By January 1813 Richard had arrived in Van Diemens Land, he was a witness at the wedding of Daniel Anderson and Elizabeth McLeod. A few weeks later Richard married Ann, the daughter of Thomas and Ann Kidner in St. David's Church in Hobart. 
Nine children
were born to Richard and Ann Larsom..

In 1817 Richard Larsom cautioned the inhabitants of Hobart against accepting a note of hand for the sum of £9, which he had lost and offered a generous reward to anyone who brought it to him.
The following year he was made a constable at Pittwater (Sorell). He was dismissed for fraud and his family returned to Hobart. In 1828 Richard and Ann were living at Sorell on their 40 acre grant, but by 1830 they had taken up land at Pipe Clay Lagoon (Cremorne).

"The True Colonist of 25th September 1835 reported:
"An incident has occurred near the residence of Mr. R. Larson in Muddy Plains. His daughter saw an object in the water which Mr. Larson was able to identify as a type of seal, because he was a seal catcher. He and Mr. William Cooley, who was staying at his residence, armed themselves with garden hoes and attacked the animal. The animal was a sea elephant, 15 ft. 9ins. long and weighed 400 lbs. A gentleman passer-by was called to help but was scared off when he saw the jaws of the animal."

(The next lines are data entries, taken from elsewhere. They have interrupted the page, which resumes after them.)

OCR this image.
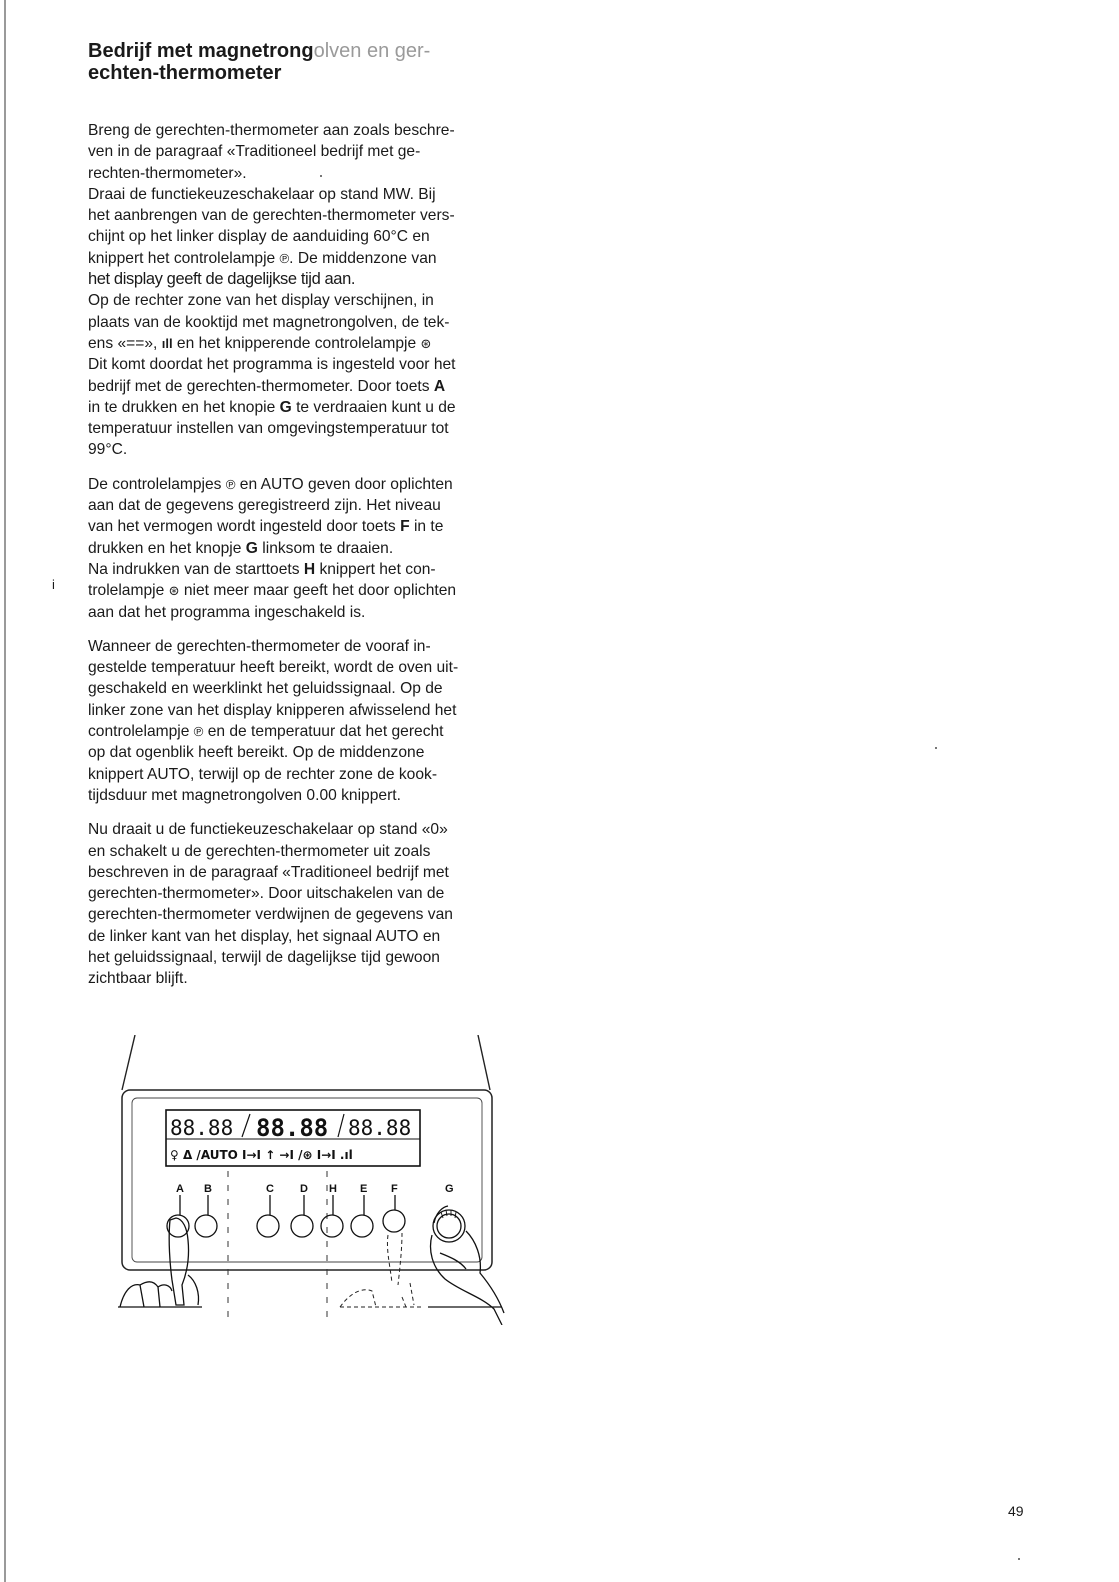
Bedrijf met magnetrongolven en ger-
echten-thermometer

Breng de gerechten-thermometer aan zoals beschre-
ven in de paragraaf «Traditioneel bedrijf met ge-
rechten-thermometer».
Draai de functiekeuzeschakelaar op stand MW. Bij
het aanbrengen van de gerechten-thermometer vers-
chijnt op het linker display de aanduiding 60°C en
knippert het controlelampje ℗. De middenzone van
het display geeft de dagelijkse tijd aan.
Op de rechter zone van het display verschijnen, in
plaats van de kooktijd met magnetrongolven, de tek-
ens «==», ıll en het knipperende controlelampje ⊛
Dit komt doordat het programma is ingesteld voor het
bedrijf met de gerechten-thermometer. Door toets A
in te drukken en het knopie G te verdraaien kunt u de
temperatuur instellen van omgevingstemperatuur tot
99°C.

De controlelampjes ℗ en AUTO geven door oplichten
aan dat de gegevens geregistreerd zijn. Het niveau
van het vermogen wordt ingesteld door toets F in te
drukken en het knopje G linksom te draaien.
Na indrukken van de starttoets H knippert het con-
trolelampje ⊛ niet meer maar geeft het door oplichten
aan dat het programma ingeschakeld is.

Wanneer de gerechten-thermometer de vooraf in-
gestelde temperatuur heeft bereikt, wordt de oven uit-
geschakeld en weerklinkt het geluidssignaal. Op de
linker zone van het display knipperen afwisselend het
controlelampje ℗ en de temperatuur dat het gerecht
op dat ogenblik heeft bereikt. Op de middenzone
knippert AUTO, terwijl op de rechter zone de kook-
tijdsduur met magnetrongolven 0.00 knippert.

Nu draait u de functiekeuzeschakelaar op stand «0»
en schakelt u de gerechten-thermometer uit zoals
beschreven in de paragraaf «Traditioneel bedrijf met
gerechten-thermometer». Door uitschakelen van de
gerechten-thermometer verdwijnen de gegevens van
de linker kant van het display, het signaal AUTO en
het geluidssignaal, terwijl de dagelijkse tijd gewoon
zichtbaar blijft.

i
88.88 88.88 88.88
♀ Δ /AUTO I→I ↑ →I /⊛ I→I .ıl
A B	C D H E F	G
49
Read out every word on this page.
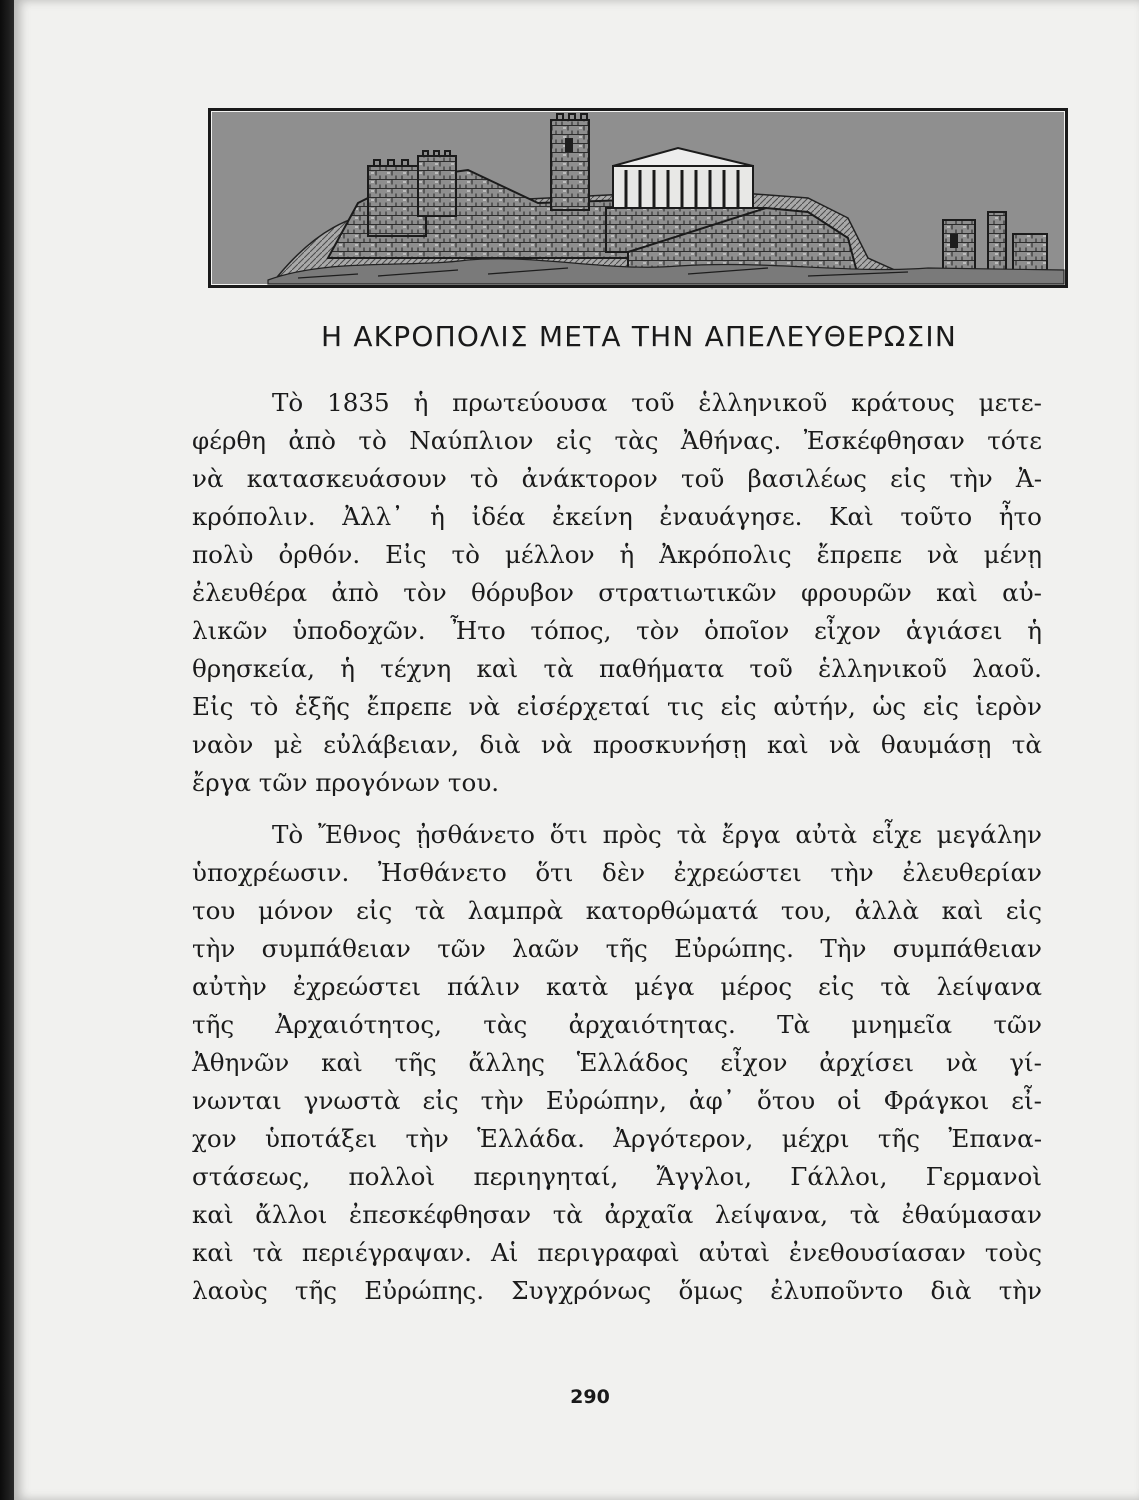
Η ΑΚΡΟΠΟΛΙΣ ΜΕΤΑ ΤΗΝ ΑΠΕΛΕΥΘΕΡΩΣΙΝ
Τὸ 1835 ἡ πρωτεύουσα τοῦ ἑλληνικοῦ κράτους μετε-
φέρθη ἀπὸ τὸ Ναύπλιον εἰς τὰς Ἀθήνας. Ἐσκέφθησαν τότε
νὰ κατασκευάσουν τὸ ἀνάκτορον τοῦ βασιλέως εἰς τὴν Ἀ-
κρόπολιν. Ἀλλ᾽ ἡ ἰδέα ἐκείνη ἐναυάγησε. Καὶ τοῦτο ἦτο
πολὺ ὀρθόν. Εἰς τὸ μέλλον ἡ Ἀκρόπολις ἔπρεπε νὰ μένῃ
ἐλευθέρα ἀπὸ τὸν θόρυβον στρατιωτικῶν φρουρῶν καὶ αὐ-
λικῶν ὑποδοχῶν. Ἦτο τόπος, τὸν ὁποῖον εἶχον ἁγιάσει ἡ
θρησκεία, ἡ τέχνη καὶ τὰ παθήματα τοῦ ἑλληνικοῦ λαοῦ.
Εἰς τὸ ἑξῆς ἔπρεπε νὰ εἰσέρχεταί τις εἰς αὐτήν, ὡς εἰς ἱερὸν
ναὸν μὲ εὐλάβειαν, διὰ νὰ προσκυνήσῃ καὶ νὰ θαυμάσῃ τὰ
ἔργα τῶν προγόνων του.
Τὸ Ἔθνος ᾐσθάνετο ὅτι πρὸς τὰ ἔργα αὐτὰ εἶχε μεγάλην
ὑποχρέωσιν. Ἠσθάνετο ὅτι δὲν ἐχρεώστει τὴν ἐλευθερίαν
του μόνον εἰς τὰ λαμπρὰ κατορθώματά του, ἀλλὰ καὶ εἰς
τὴν συμπάθειαν τῶν λαῶν τῆς Εὐρώπης. Τὴν συμπάθειαν
αὐτὴν ἐχρεώστει πάλιν κατὰ μέγα μέρος εἰς τὰ λείψανα
τῆς Ἀρχαιότητος, τὰς ἀρχαιότητας. Τὰ μνημεῖα τῶν
Ἀθηνῶν καὶ τῆς ἄλλης Ἑλλάδος εἶχον ἀρχίσει νὰ γί-
νωνται γνωστὰ εἰς τὴν Εὐρώπην, ἀφ᾽ ὅτου οἱ Φράγκοι εἶ-
χον ὑποτάξει τὴν Ἑλλάδα. Ἀργότερον, μέχρι τῆς Ἐπανα-
στάσεως, πολλοὶ περιηγηταί, Ἄγγλοι, Γάλλοι, Γερμανοὶ
καὶ ἄλλοι ἐπεσκέφθησαν τὰ ἀρχαῖα λείψανα, τὰ ἐθαύμασαν
καὶ τὰ περιέγραψαν. Αἱ περιγραφαὶ αὐταὶ ἐνεθουσίασαν τοὺς
λαοὺς τῆς Εὐρώπης. Συγχρόνως ὅμως ἐλυποῦντο διὰ τὴν
290
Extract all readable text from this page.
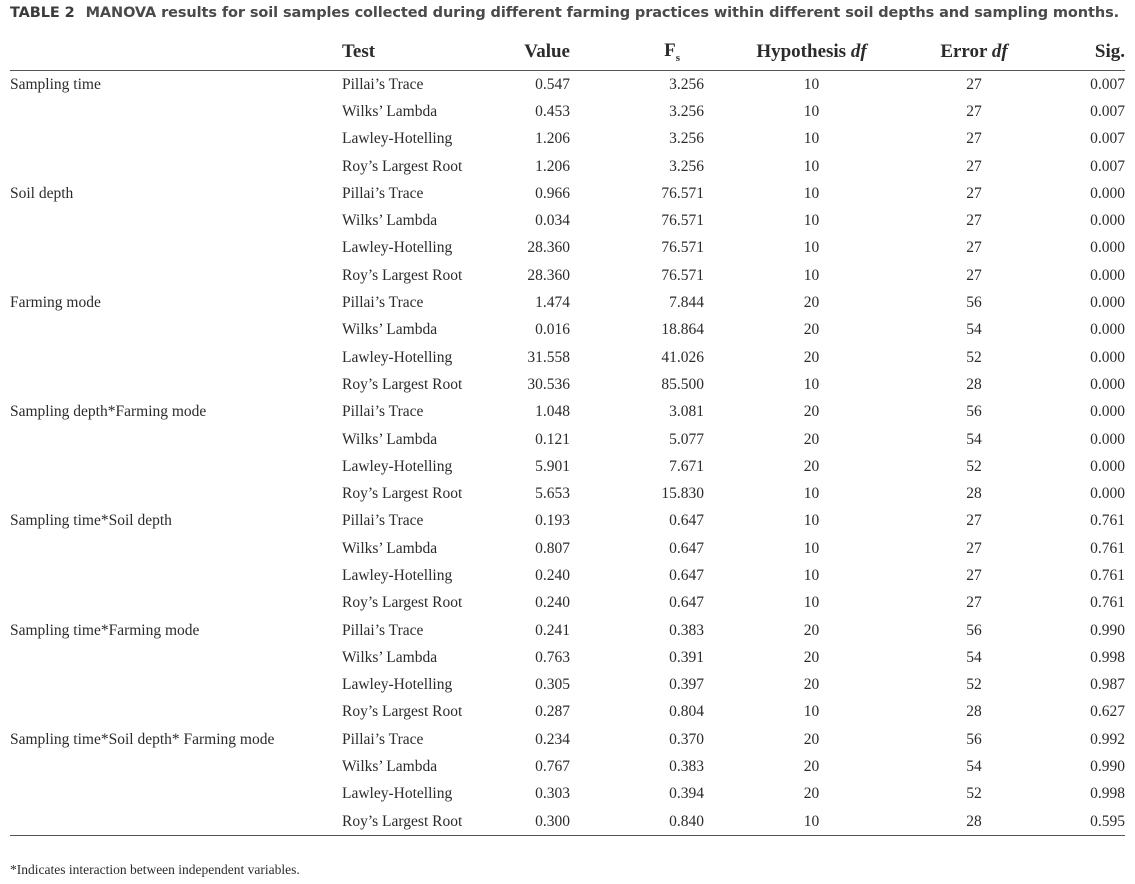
TABLE 2 MANOVA results for soil samples collected during different farming practices within different soil depths and sampling months.
	Test	Value	$F_s$	Hypothesis df	Error df	Sig.
Sampling time	Pillai’s Trace	0.547	3.256	10	27	0.007
	Wilks’ Lambda	0.453	3.256	10	27	0.007
	Lawley-Hotelling	1.206	3.256	10	27	0.007
	Roy’s Largest Root	1.206	3.256	10	27	0.007
Soil depth	Pillai’s Trace	0.966	76.571	10	27	0.000
	Wilks’ Lambda	0.034	76.571	10	27	0.000
	Lawley-Hotelling	28.360	76.571	10	27	0.000
	Roy’s Largest Root	28.360	76.571	10	27	0.000
Farming mode	Pillai’s Trace	1.474	7.844	20	56	0.000
	Wilks’ Lambda	0.016	18.864	20	54	0.000
	Lawley-Hotelling	31.558	41.026	20	52	0.000
	Roy’s Largest Root	30.536	85.500	10	28	0.000
Sampling depth*Farming mode	Pillai’s Trace	1.048	3.081	20	56	0.000
	Wilks’ Lambda	0.121	5.077	20	54	0.000
	Lawley-Hotelling	5.901	7.671	20	52	0.000
	Roy’s Largest Root	5.653	15.830	10	28	0.000
Sampling time*Soil depth	Pillai’s Trace	0.193	0.647	10	27	0.761
	Wilks’ Lambda	0.807	0.647	10	27	0.761
	Lawley-Hotelling	0.240	0.647	10	27	0.761
	Roy’s Largest Root	0.240	0.647	10	27	0.761
Sampling time*Farming mode	Pillai’s Trace	0.241	0.383	20	56	0.990
	Wilks’ Lambda	0.763	0.391	20	54	0.998
	Lawley-Hotelling	0.305	0.397	20	52	0.987
	Roy’s Largest Root	0.287	0.804	10	28	0.627
Sampling time*Soil depth* Farming mode	Pillai’s Trace	0.234	0.370	20	56	0.992
	Wilks’ Lambda	0.767	0.383	20	54	0.990
	Lawley-Hotelling	0.303	0.394	20	52	0.998
	Roy’s Largest Root	0.300	0.840	10	28	0.595
*Indicates interaction between independent variables.
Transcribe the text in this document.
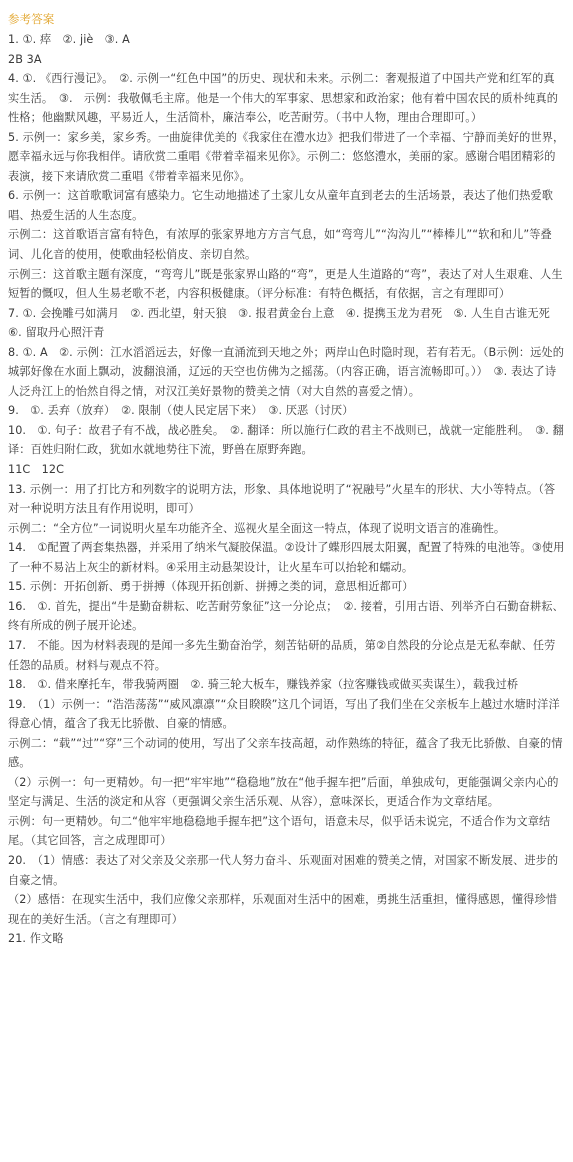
参考答案
1. ①. 瘁　②. jiè　③. A
2B 3A
4. ①. 《西行漫记》。　②. 示例一“红色中国”的历史、现状和未来。示例二：奢观报道了中国共产党和红军的真实生活。　③.　示例：我敬佩毛主席。他是一个伟大的军事家、思想家和政治家；他有着中国农民的质朴纯真的性格；他幽默风趣，平易近人，生活简朴，廉洁奉公，吃苦耐劳。（书中人物，理由合理即可。）
5. 示例一：家乡美，家乡秀。一曲旋律优美的《我家住在澧水边》把我们带进了一个幸福、宁静而美好的世界，愿幸福永远与你我相伴。请欣赏二重唱《带着幸福来见你》。示例二：悠悠澧水，美丽的家。感谢合唱团精彩的表演，接下来请欣赏二重唱《带着幸福来见你》。
6. 示例一：这首歌歌词富有感染力。它生动地描述了土家儿女从童年直到老去的生活场景，表达了他们热爱歌唱、热爱生活的人生态度。
示例二：这首歌语言富有特色，有浓厚的张家界地方方言气息，如“弯弯儿”“沟沟儿”“棒棒儿”“软和和儿”等叠词、儿化音的使用，使歌曲轻松俏皮、亲切自然。
示例三：这首歌主题有深度，“弯弯儿”既是张家界山路的“弯”，更是人生道路的“弯”，表达了对人生艰难、人生短暂的慨叹，但人生易老歌不老，内容积极健康。（评分标准：有特色概括，有依据，言之有理即可）
7. ①. 会挽雕弓如满月　②. 西北望，射天狼　③. 报君黄金台上意　④. 提携玉龙为君死　⑤. 人生自古谁无死　⑥. 留取丹心照汗青
8. ①. A　②. 示例：江水滔滔远去，好像一直涌流到天地之外；两岸山色时隐时现，若有若无。（B示例：远处的城郭好像在水面上飘动，波翻浪涌，辽远的天空也仿佛为之摇荡。（内容正确，语言流畅即可。））　③. 表达了诗人泛舟江上的怡然自得之情，对汉江美好景物的赞美之情（对大自然的喜爱之情）。
9.　①. 丢弃（放弃）　②. 限制（使人民定居下来）　③. 厌恶（讨厌）
10.　①. 句子：故君子有不战，战必胜矣。　②. 翻译：所以施行仁政的君主不战则已，战就一定能胜利。　③. 翻译：百姓归附仁政，犹如水就地势往下流，野兽在原野奔跑。
11C　12C
13. 示例一：用了打比方和列数字的说明方法，形象、具体地说明了“祝融号”火星车的形状、大小等特点。（答对一种说明方法且有作用说明，即可）
示例二：“全方位”一词说明火星车功能齐全、巡视火星全面这一特点，体现了说明文语言的准确性。
14.　①配置了两套集热器，并采用了纳米气凝胶保温。②设计了蝶形四展太阳翼，配置了特殊的电池等。③使用了一种不易沾上灰尘的新材料。④采用主动悬架设计，让火星车可以抬轮和蠕动。
15. 示例：开拓创新、勇于拼搏（体现开拓创新、拼搏之类的词，意思相近都可）
16.　①. 首先，提出“牛是勤奋耕耘、吃苦耐劳象征”这一分论点；　②. 接着，引用古语、列举齐白石勤奋耕耘、终有所成的例子展开论述。
17.　不能。因为材料表现的是闻一多先生勤奋治学，刻苦钻研的品质，第②自然段的分论点是无私奉献、任劳任怨的品质。材料与观点不符。
18.　①. 借来摩托车，带我骑两圈　②. 骑三轮大板车，赚钱养家（拉客赚钱或做买卖谋生），载我过桥
19.　（1）示例一：“浩浩荡荡”“威风凛凛”“众目睽睽”这几个词语，写出了我们坐在父亲板车上越过水塘时洋洋得意心情，蕴含了我无比骄傲、自豪的情感。
示例二：“载”“过”“穿”三个动词的使用，写出了父亲车技高超，动作熟练的特征，蕴含了我无比骄傲、自豪的情感。
（2）示例一：句一更精妙。句一把“牢牢地”“稳稳地”放在“他手握车把”后面，单独成句，更能强调父亲内心的坚定与满足、生活的淡定和从容（更强调父亲生活乐观、从容），意味深长，更适合作为文章结尾。
示例：句一更精妙。句二“他牢牢地稳稳地手握车把”这个语句，语意未尽，似乎话未说完，不适合作为文章结尾。（其它回答，言之成理即可）
20.　（1）情感：表达了对父亲及父亲那一代人努力奋斗、乐观面对困难的赞美之情，对国家不断发展、进步的自豪之情。
（2）感悟：在现实生活中，我们应像父亲那样，乐观面对生活中的困难，勇挑生活重担，懂得感恩，懂得珍惜现在的美好生活。（言之有理即可）
21. 作文略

On the 29th April 1836 the "Colonial" newspaper noted that Richard had a strong team of oxen at Ralphs Bay Neck and would haul boats across on a sledge. The charge was 5/- for a five oared whale boat and larger boats in proportion; luggage was 5/- a load.

The 1842 census shows Richard and Ann living at Ralphs Bay in a completed wooden building known as "Lexington Cottage".

Richard died 15th July 1849 and Ann died five years later, 18th January 1854, both are buried at St. Matthew's Church in Rokeby.